The nonprofit Firefly Trail Inc. recently gained 501(c)3 status in its effort to acquire more right-of-way to add to the SPLOST-built trail section. Cash donations to the organization are tax deductible. Donations of right-of-way or easements for trail passage are also deductible, explains Firefly Trail Inc. spokesman Mark Ralston. Plans are to eventually buy some sections of right-of-way, where needed, once cash donations begin to accumulate, Ralston says.

“Right now, the main thing we’re using funds on is awareness to promote the trail and the idea of the trail,” he says.

Talk of a rails-to-trails conversion to Union Point generated negative feedback from some Oglethorpe County residents, Ralston says.

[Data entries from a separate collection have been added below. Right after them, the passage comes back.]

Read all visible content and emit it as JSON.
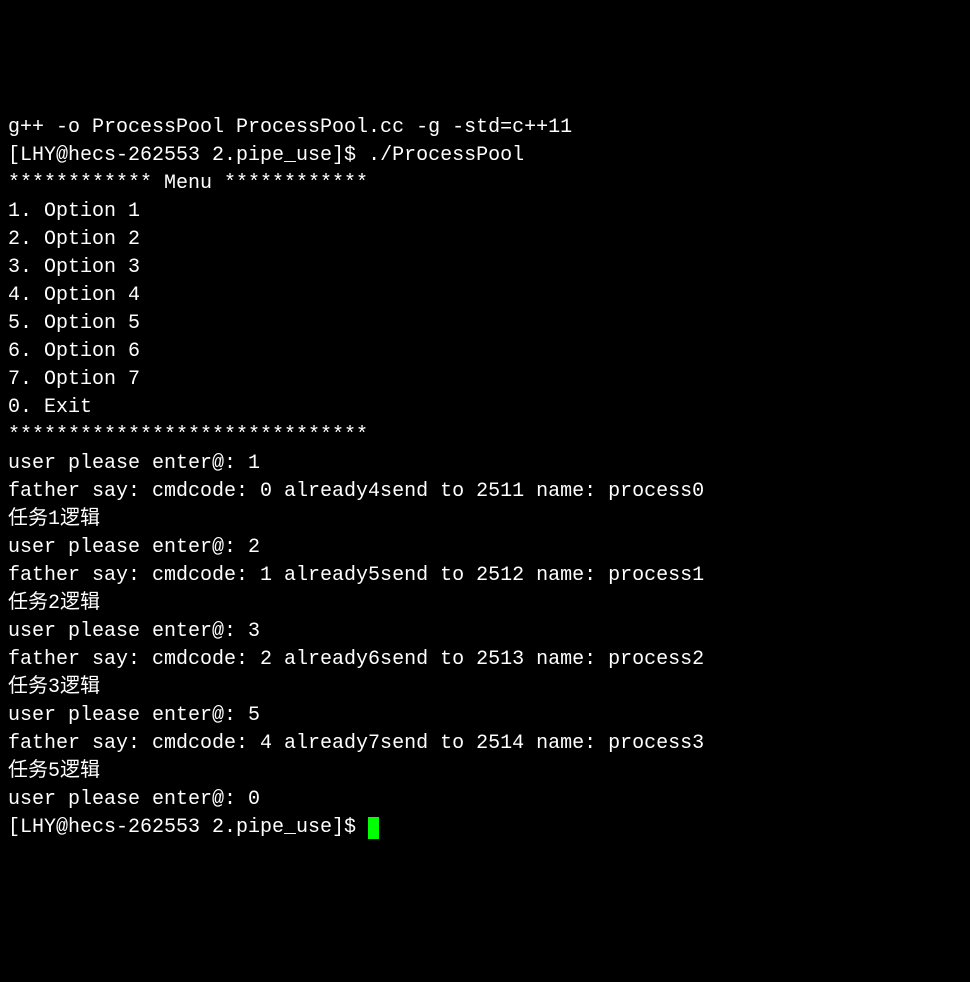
{
  "compile_cmd": "g++ -o ProcessPool ProcessPool.cc -g -std=c++11",
  "prompt1": "[LHY@hecs-262553 2.pipe_use]$ ",
  "run_cmd": "./ProcessPool",
  "menu_header": "************ Menu ************",
  "menu_items": [
    "1. Option 1",
    "2. Option 2",
    "3. Option 3",
    "4. Option 4",
    "5. Option 5",
    "6. Option 6",
    "7. Option 7",
    "0. Exit"
  ],
  "menu_footer": "******************************",
  "interactions": [
    {
      "enter": "user please enter@: 1",
      "father": "father say: cmdcode: 0 already4send to 2511 name: process0",
      "task": "任务1逻辑"
    },
    {
      "enter": "user please enter@: 2",
      "father": "father say: cmdcode: 1 already5send to 2512 name: process1",
      "task": "任务2逻辑"
    },
    {
      "enter": "user please enter@: 3",
      "father": "father say: cmdcode: 2 already6send to 2513 name: process2",
      "task": "任务3逻辑"
    },
    {
      "enter": "user please enter@: 5",
      "father": "father say: cmdcode: 4 already7send to 2514 name: process3",
      "task": "任务5逻辑"
    }
  ],
  "final_enter": "user please enter@: 0",
  "prompt2": "[LHY@hecs-262553 2.pipe_use]$ "
}
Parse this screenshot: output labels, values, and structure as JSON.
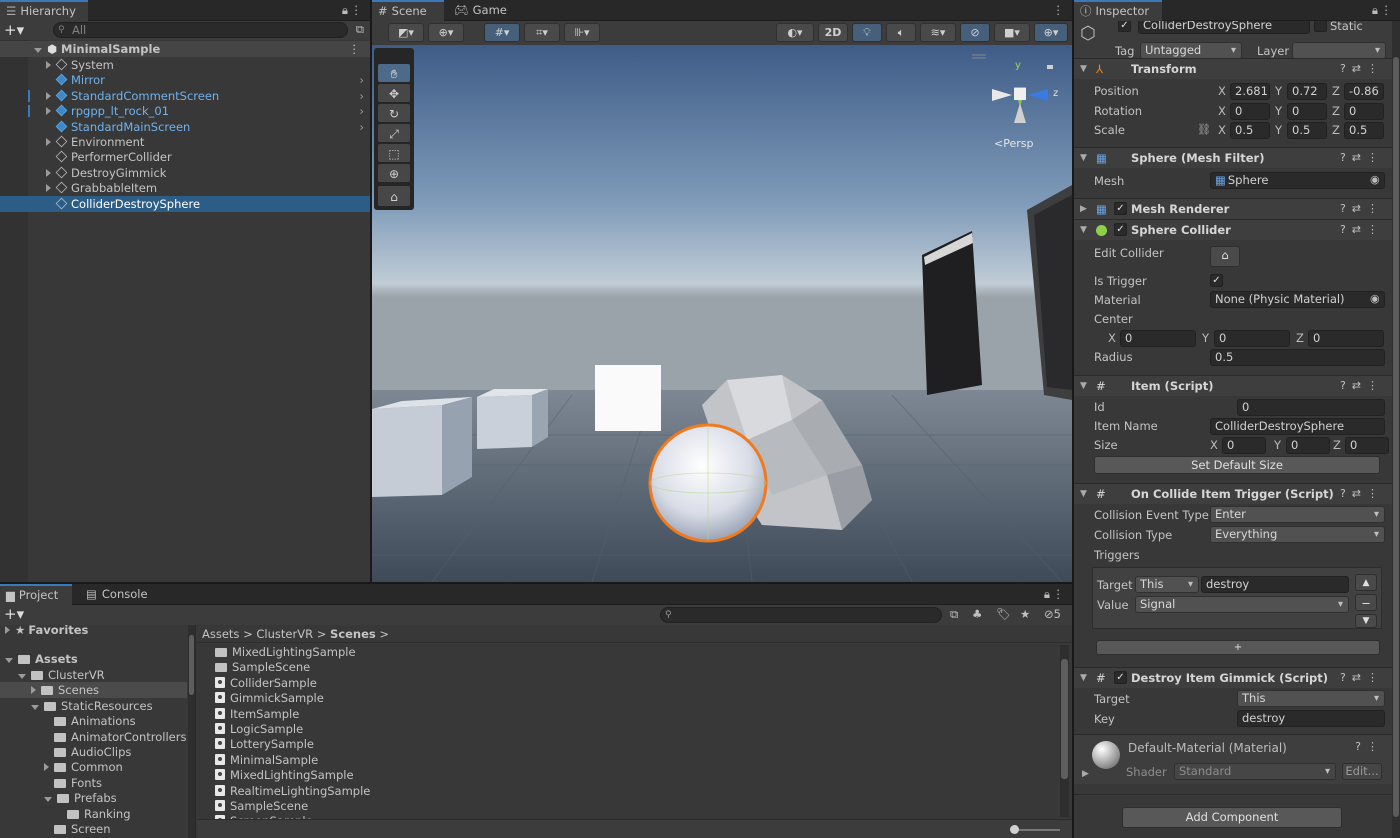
{
  "hierarchy": {
    "tab": "Hierarchy",
    "search_placeholder": "All",
    "root": "MinimalSample",
    "items": [
      {
        "label": "System",
        "blue": false,
        "expand": true,
        "arrow": false
      },
      {
        "label": "Mirror",
        "blue": true,
        "expand": false,
        "arrow": true
      },
      {
        "label": "StandardCommentScreen",
        "blue": true,
        "expand": true,
        "arrow": true
      },
      {
        "label": "rpgpp_lt_rock_01",
        "blue": true,
        "expand": true,
        "arrow": true
      },
      {
        "label": "StandardMainScreen",
        "blue": true,
        "expand": false,
        "arrow": true
      },
      {
        "label": "Environment",
        "blue": false,
        "expand": true,
        "arrow": false
      },
      {
        "label": "PerformerCollider",
        "blue": false,
        "expand": false,
        "arrow": false
      },
      {
        "label": "DestroyGimmick",
        "blue": false,
        "expand": true,
        "arrow": false
      },
      {
        "label": "GrabbableItem",
        "blue": false,
        "expand": true,
        "arrow": false
      },
      {
        "label": "ColliderDestroySphere",
        "blue": false,
        "expand": false,
        "arrow": false,
        "selected": true
      }
    ]
  },
  "scene": {
    "tab_scene": "Scene",
    "tab_game": "Game",
    "btn_2d": "2D",
    "persp": "Persp",
    "axis_y": "y",
    "axis_z": "z"
  },
  "project": {
    "tab_project": "Project",
    "tab_console": "Console",
    "favorites": "Favorites",
    "assets": "Assets",
    "hidden_count": "5",
    "breadcrumb": [
      "Assets",
      "ClusterVR",
      "Scenes"
    ],
    "tree": [
      {
        "label": "ClusterVR",
        "indent": 1,
        "open": true
      },
      {
        "label": "Scenes",
        "indent": 2,
        "open": false,
        "selected": true
      },
      {
        "label": "StaticResources",
        "indent": 2,
        "open": true
      },
      {
        "label": "Animations",
        "indent": 3,
        "open": false,
        "noarrow": true
      },
      {
        "label": "AnimatorControllers",
        "indent": 3,
        "open": false,
        "noarrow": true
      },
      {
        "label": "AudioClips",
        "indent": 3,
        "open": false,
        "noarrow": true
      },
      {
        "label": "Common",
        "indent": 3,
        "open": false
      },
      {
        "label": "Fonts",
        "indent": 3,
        "open": false,
        "noarrow": true
      },
      {
        "label": "Prefabs",
        "indent": 3,
        "open": true
      },
      {
        "label": "Ranking",
        "indent": 4,
        "open": false,
        "noarrow": true
      },
      {
        "label": "Screen",
        "indent": 3,
        "open": false,
        "noarrow": true
      }
    ],
    "files": [
      {
        "label": "MixedLightingSample",
        "type": "folder"
      },
      {
        "label": "SampleScene",
        "type": "folder"
      },
      {
        "label": "ColliderSample",
        "type": "scene"
      },
      {
        "label": "GimmickSample",
        "type": "scene"
      },
      {
        "label": "ItemSample",
        "type": "scene"
      },
      {
        "label": "LogicSample",
        "type": "scene"
      },
      {
        "label": "LotterySample",
        "type": "scene"
      },
      {
        "label": "MinimalSample",
        "type": "scene"
      },
      {
        "label": "MixedLightingSample",
        "type": "scene"
      },
      {
        "label": "RealtimeLightingSample",
        "type": "scene"
      },
      {
        "label": "SampleScene",
        "type": "scene"
      },
      {
        "label": "ScreenSample",
        "type": "scene"
      }
    ]
  },
  "inspector": {
    "tab": "Inspector",
    "object_name": "ColliderDestroySphere",
    "static_label": "Static",
    "tag_label": "Tag",
    "tag_value": "Untagged",
    "layer_label": "Layer",
    "layer_value": "",
    "transform": {
      "title": "Transform",
      "position_label": "Position",
      "rotation_label": "Rotation",
      "scale_label": "Scale",
      "position": [
        "2.681",
        "0.72",
        "-0.86"
      ],
      "rotation": [
        "0",
        "0",
        "0"
      ],
      "scale": [
        "0.5",
        "0.5",
        "0.5"
      ]
    },
    "mesh_filter": {
      "title": "Sphere (Mesh Filter)",
      "mesh_label": "Mesh",
      "mesh_value": "Sphere"
    },
    "mesh_renderer": {
      "title": "Mesh Renderer"
    },
    "sphere_collider": {
      "title": "Sphere Collider",
      "edit_label": "Edit Collider",
      "trigger_label": "Is Trigger",
      "material_label": "Material",
      "material_value": "None (Physic Material)",
      "center_label": "Center",
      "center": [
        "0",
        "0",
        "0"
      ],
      "radius_label": "Radius",
      "radius_value": "0.5"
    },
    "item_script": {
      "title": "Item (Script)",
      "id_label": "Id",
      "id_value": "0",
      "name_label": "Item Name",
      "name_value": "ColliderDestroySphere",
      "size_label": "Size",
      "size": [
        "0",
        "0",
        "0"
      ],
      "default_btn": "Set Default Size"
    },
    "trigger_script": {
      "title": "On Collide Item Trigger (Script)",
      "event_label": "Collision Event Type",
      "event_value": "Enter",
      "ctype_label": "Collision Type",
      "ctype_value": "Everything",
      "triggers_label": "Triggers",
      "target_label": "Target",
      "target_value": "This",
      "target_key": "destroy",
      "value_label": "Value",
      "value_value": "Signal",
      "add_btn": "+"
    },
    "gimmick_script": {
      "title": "Destroy Item Gimmick (Script)",
      "target_label": "Target",
      "target_value": "This",
      "key_label": "Key",
      "key_value": "destroy"
    },
    "material": {
      "name": "Default-Material (Material)",
      "shader_label": "Shader",
      "shader_value": "Standard",
      "edit_btn": "Edit..."
    },
    "add_component": "Add Component"
  },
  "colors": {
    "accent": "#3a79bb",
    "selection": "#2c5d87",
    "sphere_outline": "#f07a1e"
  }
}
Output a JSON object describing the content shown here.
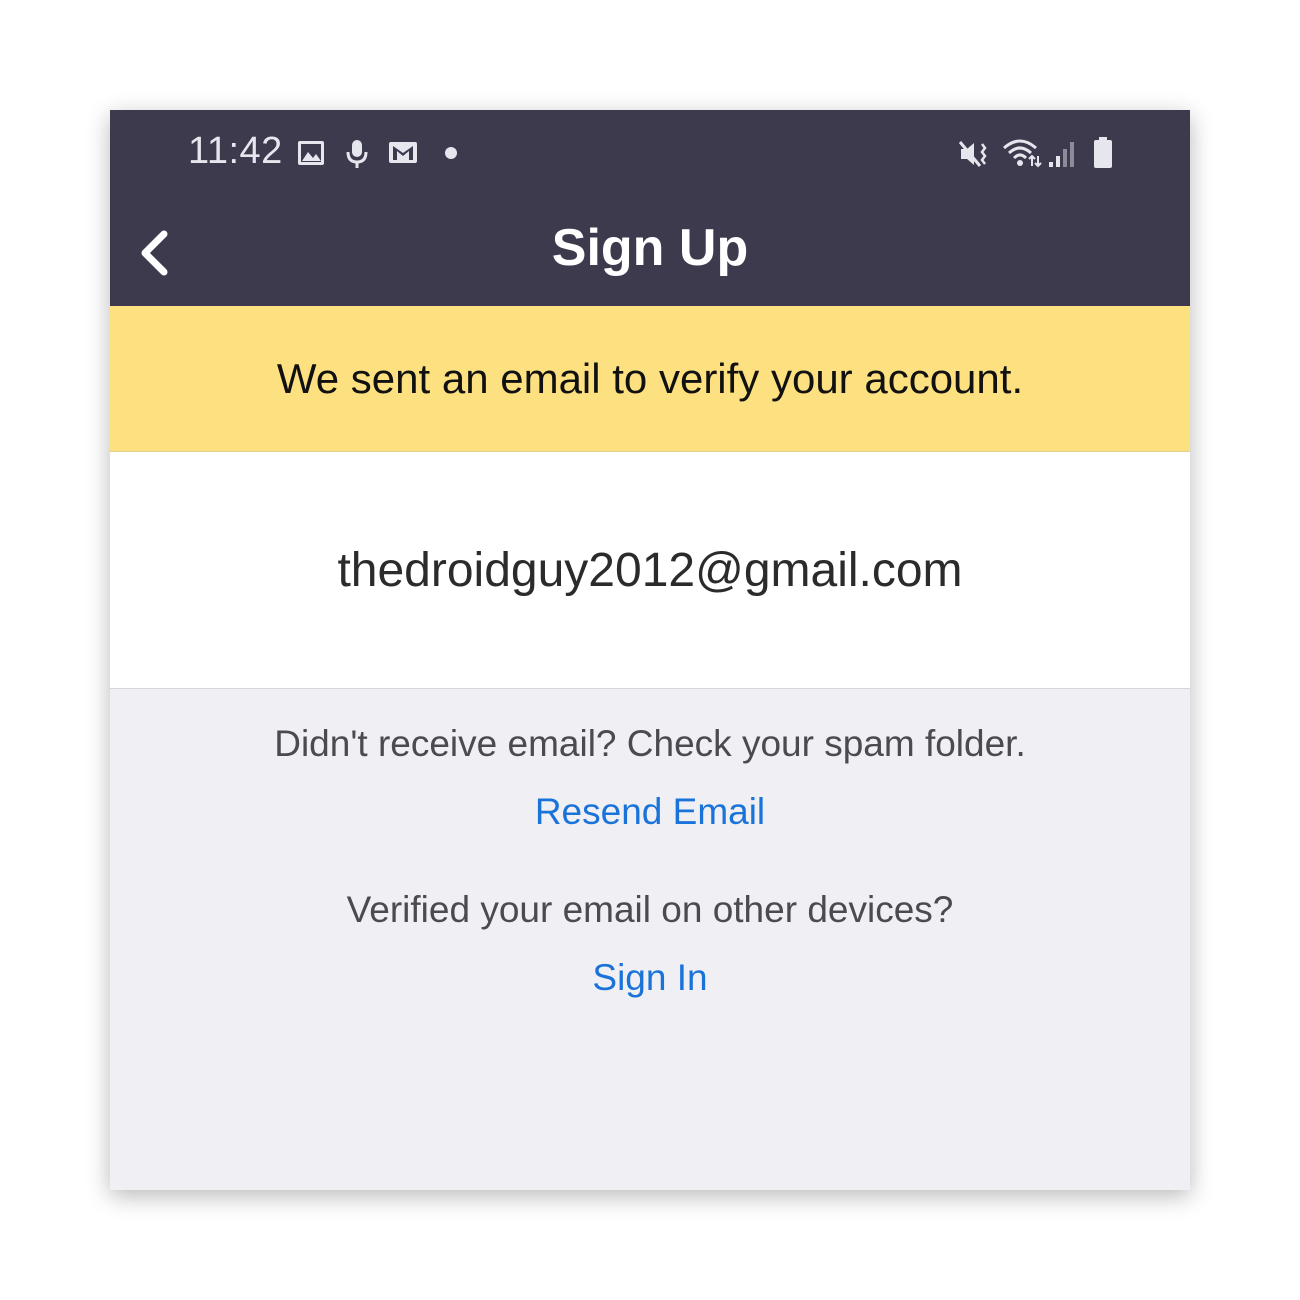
{
  "status_bar": {
    "time": "11:42",
    "left_icons": [
      "gallery-icon",
      "microphone-icon",
      "gmail-icon",
      "notification-dot-icon"
    ],
    "right_icons": [
      "vibrate-mute-icon",
      "wifi-icon",
      "signal-icon",
      "battery-icon"
    ]
  },
  "nav": {
    "title": "Sign Up",
    "back_icon": "chevron-left-icon"
  },
  "banner": {
    "message": "We sent an email to verify your account."
  },
  "email": {
    "address": "thedroidguy2012@gmail.com"
  },
  "help": {
    "spam_text": "Didn't receive email? Check your spam folder.",
    "resend_label": "Resend Email",
    "other_devices_text": "Verified your email on other devices?",
    "sign_in_label": "Sign In"
  },
  "colors": {
    "header_bg": "#3d3a4e",
    "banner_bg": "#fde07f",
    "link": "#1a73d9",
    "page_bg": "#efeff4"
  }
}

“There are some people in the area and along the way who do not want it in their yard. But it’s like that with any trail,” he says. Even the Appalachian Trail drew some initial opposition. “Often it is because it’s new or unknown.” Ralston believes that, once some trail sections open and are observable in use, much opposition will fall away.

“It’s a really exciting project,” says Doster, showing drawn plans for bridges on the SPLOST-funded downtown section. He predicts a construction start in 2014. “When it’s done, hopefully everybody will enjoy it,” he says, “And that’s the ultimate goal.”